Beginning in June 1934, the Indian Reorganization Act made it possible for tribal governments to organize on a conventional legislative basis, but government support of tribes was funneled through the Bureau of Indian Affairs or (after 1954) the Public Health Service. Other Congressional action encouraged the termination of the recognition of tribes as a means of assimilating Indians into the dominant society. The government lost track of some tribes and some reservations passed into private hands.

The Economic Opportunity Act of 1964 enabled state, city, county, and tribal governments to apply directly for money for a variety of local programs.

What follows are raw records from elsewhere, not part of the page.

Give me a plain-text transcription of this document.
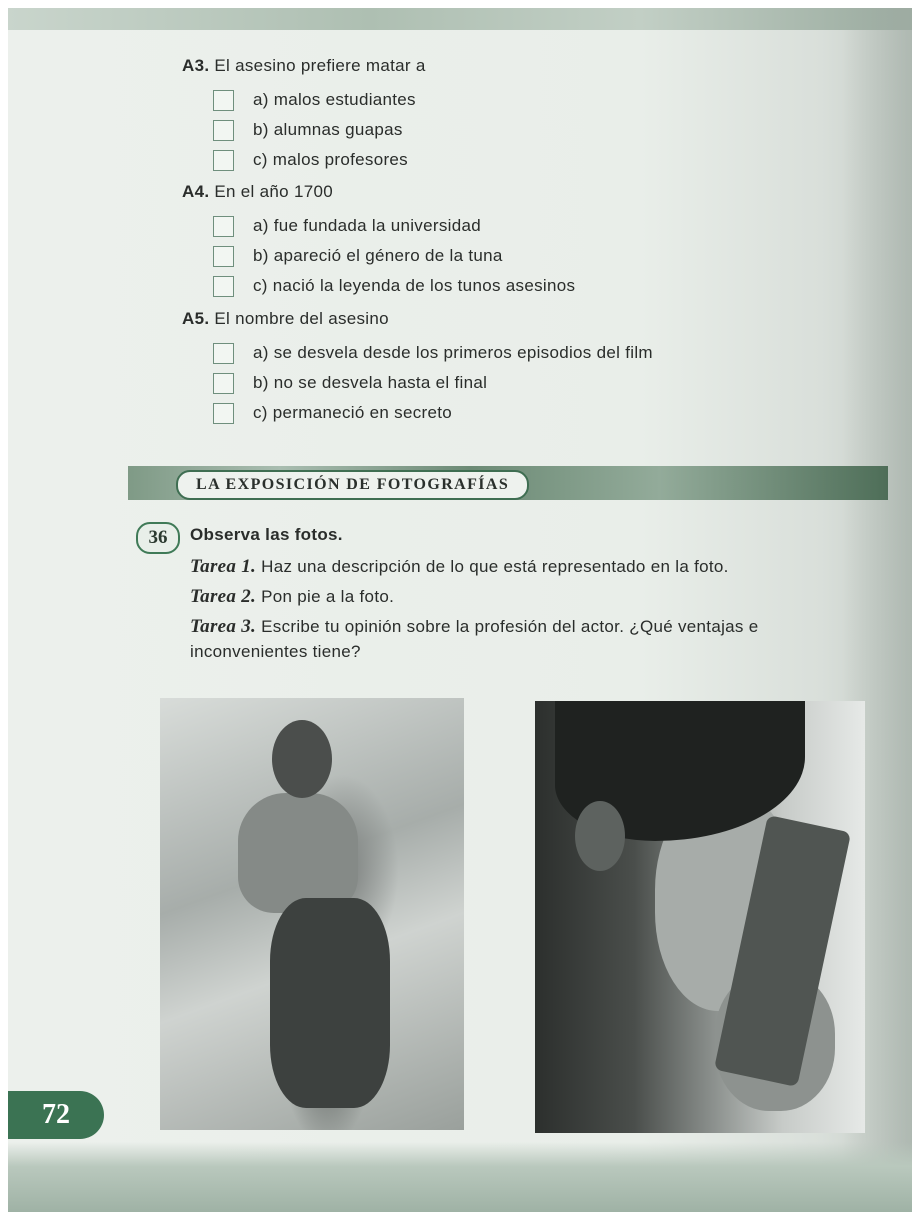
A3. El asesino prefiere matar a
a) malos estudiantes
b) alumnas guapas
c) malos profesores
A4. En el año 1700
a) fue fundada la universidad
b) apareció el género de la tuna
c) nació la leyenda de los tunos asesinos
A5. El nombre del asesino
a) se desvela desde los primeros episodios del film
b) no se desvela hasta el final
c) permaneció en secreto
LA EXPOSICIÓN DE FOTOGRAFÍAS
36	Observa las fotos.
Tarea 1. Haz una descripción de lo que está representado en la foto.
Tarea 2. Pon pie a la foto.
Tarea 3. Escribe tu opinión sobre la profesión del actor. ¿Qué ventajas e
inconvenientes tiene?
72
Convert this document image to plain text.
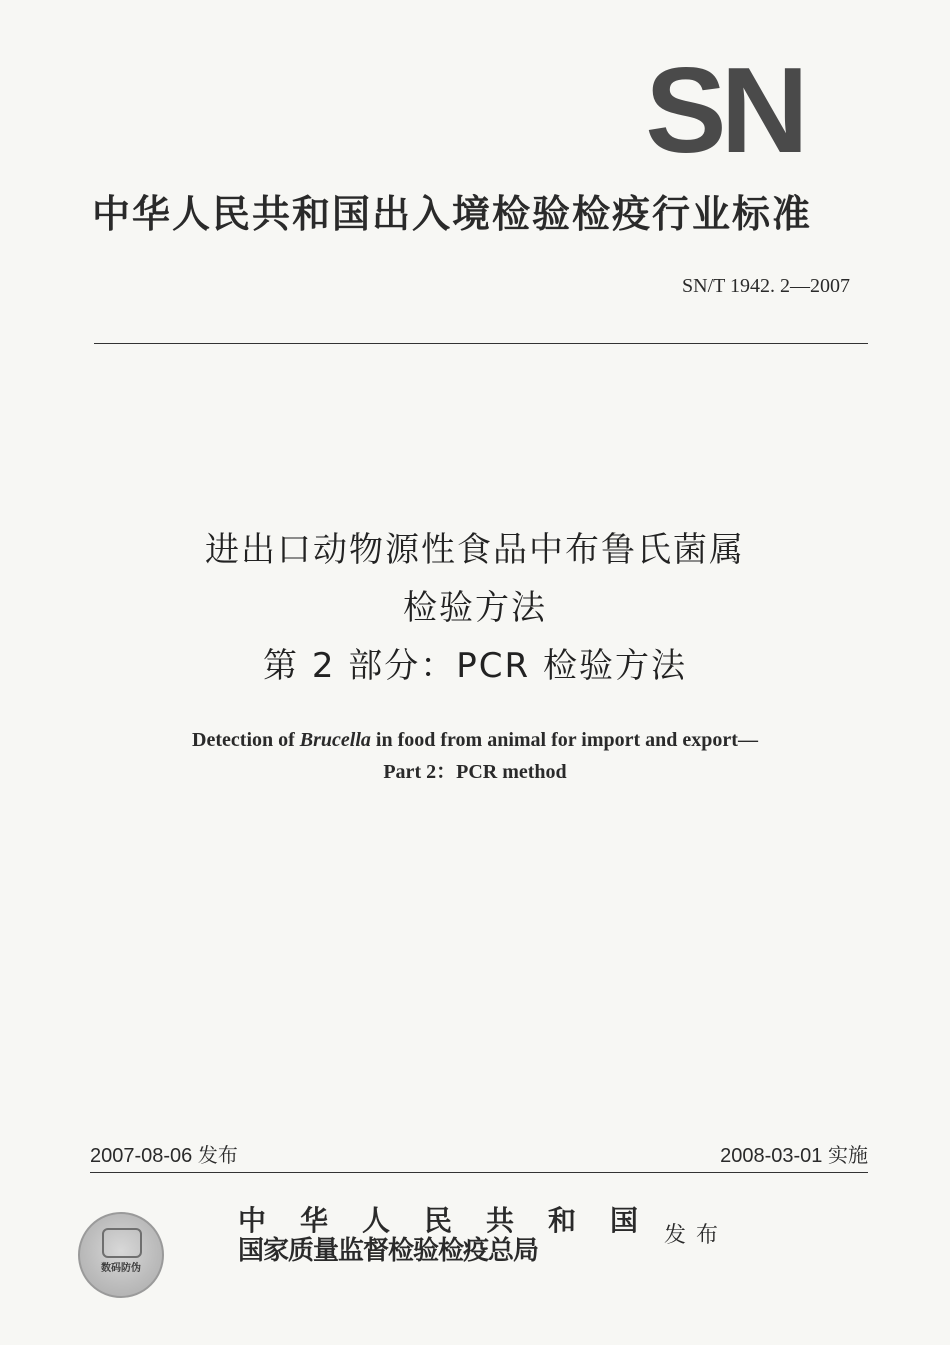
SN
中华人民共和国出入境检验检疫行业标准
SN/T 1942. 2—2007
进出口动物源性食品中布鲁氏菌属
检验方法
第 2 部分：PCR 检验方法
Detection of Brucella in food from animal for import and export—
Part 2：PCR method
2007-08-06 发布	2008-03-01 实施
数码防伪
中华人民共和国
国家质量监督检验检疫总局
发布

The federal government began to treat tribal governments on an equal basis with other political subdivisions. The tribes began to develop mechanisms to apply for and spend monies on programs they had designed. Various government agencies established “Indian desks” (Stuart, 212) to handle tribal requests.

The Indian Self-Determination and Education Assistance Act, passed in January 1975, made it easier for tribes to exercise their right to self-determination by transferring more services from the BIA and government agencies to the tribes themselves.


Paul H. Stuart, “Government Agencies,” Native America in the Twentieth Century: An Encyclopedia (New York: Garland Publishing Co., 1996), 210-214; Larry W. Burt, “Termination and Restoration,” Ibid., 221-223; Economic Opportunity Act, Pub. L 88-452, 78 Stat. 508 (1964); Indian Reorganization Act, 25 U.S.C. 461 et seq, 48 Stat. 984 (1934); Indian Self-Determination and Education Assistance Act, 25 U.S.C. 450 et seq., Pub. L. 93-638, 88 Stat. 2203 (1975).